Embaixador do Irã Acusa EUA de Boicotar Acordo Nuclear e Critica Posição Hegemônica Global

Em um cenário de crescentes tensões no Oriente Médio, o embaixador da República Islâmica do Irã no Brasil, Abdollah Nekounam, convocou a imprensa em Brasília para uma coletiva. Na ocasião, o diplomata teceu duras críticas aos Estados Unidos e a Israel, acusando-os de minar as negociações sobre o programa nuclear iraniano e de buscar uma "mudança de regime" em Teerã. Nekounam questionou a legitimidade da política externa americana, que, segundo ele, se percebe como "dona do mundo", e defendeu a soberania iraniana.

Fracasso das Negociações Nucleares e Alegação de Regime Change

O embaixador Nekounam expressou ceticismo em relação à verdadeira intenção dos Estados Unidos de alcançar um acordo nuclear com o Irã por meio de negociações. Ele revelou que uma reunião de especialistas em questões nucleares, prevista para ocorrer em Viena sob os auspícios da Agência Internacional de Energia Atômica (AIEA), foi novamente "atacada" e inviabilizada. Segundo Nekounam, essa interrupção é parte de uma estratégia de Israel e dos EUA, que utilizariam as conversas nucleares como uma "farsa" para disfarçar seu objetivo principal: promover uma mudança de regime na nação persa.

Nekounam atribuiu essa postura a uma visão americana de hegemonia global, chegando a afirmar que o atual presidente dos EUA se considera o "rei do mundo". O diplomata enfatizou que, embora alguns países possam ceder a tais pressões por seus próprios interesses, a República Islâmica do Irã, com 47 anos de independência, não aceita essa imposição e defende sua autonomia de forma inabalável.

Transição de Poder no Irã e o Cenário Geopolítico Ampliado

O embaixador também abordou a recente transição de poder no Irã, após o assassinato do Líder Supremo Ali Khamenei.
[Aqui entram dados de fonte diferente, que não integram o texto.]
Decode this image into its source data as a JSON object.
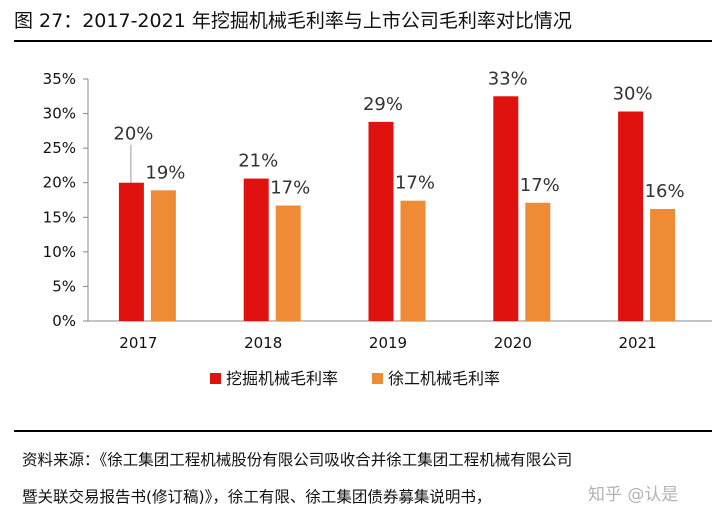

Ele garantiu que o país organizou rapidamente um Conselho de Liderança Interino, que assumiu os poderes de Khamenei de forma "contínua, firme e poderosa". Essa ação, conforme Nekounam, demonstrou a capacidade do Estado iraniano de manter a defesa e a gestão do país em pleno vigor, afastando qualquer hipótese de vácuo de poder ou instabilidade.

Ainda sobre o contexto regional, analistas consultados pela Agência Brasil indicam que a busca por uma mudança de regime em Teerã pode ter objetivos mais amplos, como conter a expansão econômica da China, vista como uma ameaça pelos Estados Unidos, e fortalecer a hegemonia política e militar de Israel no Oriente Médio. Em contrapartida, Tel Aviv e Washington justificam suas ações contra o Irã como "preventivas", alegando que Teerã estaria desenvolvendo um programa de artefatos nucleares, uma acusação que o Irã sempre negou, afirmando que seu programa visa exclusivamente fins pacíficos.

Críticas à Liderança Global Americana e a Relevância do Caso Epstein

Em um ponto de sua fala, Abdollah Nekounam questionou a moral e a legitimidade dos Estados Unidos para "administrar o planeta". Para ilustrar seu argumento, o embaixador citou o caso dos arquivos de Jeffrey Epstein, o financista americano condenado por abuso sexual e tráfico de menores. Nekounam argumentou que o mundo merece uma administração com valores superiores, e que pessoas envolvidas em crimes que "ultrapassam as fronteiras da humanidade", como revelado nos arquivos de Epstein, não possuem a credibilidade para governar a soberania global.

Posicionamento do Brasil e o Direito de Autodefesa Iraniano

Ao ser questionado sobre a posição do Brasil diante do conflito, o embaixador iraniano expressou gratidão ao Ministério das Relações Exteriores (MRE) pela condenação do uso da força por Israel e pelos Estados Unidos. Ele interpretou a manifestação brasileira como um valioso reconhecimento dos "valores do ser humano, de soberania, de integridade territorial e de independência dos governos".

Nekounam também defendeu o direito legítimo do Irã de atacar bases militares de seus adversários. Ele esclareceu que as ações iranianas são uma resposta aos ataques sofridos e visam especificamente bases militares dos EUA e centros do que chamou de "regime sionista", garantindo que tais operações não constituem agressões contra o território de países vizinhos nem prejudicam as relações de amizade com estas nações.

Em suma, a coletiva do embaixador Abdollah Nekounam reforçou a postura do Irã de firmeza em sua soberania e em seu direito à autodefesa, ao mesmo tempo em que lançou críticas contundentes à política externa dos Estados Unidos e de Israel. O diplomata reiterou o compromisso de seu país com a independência, a despeito das pressões e ameaças internacionais, e buscou solidificar a imagem de um Irã estável e resiliente diante dos desafios geopolíticos.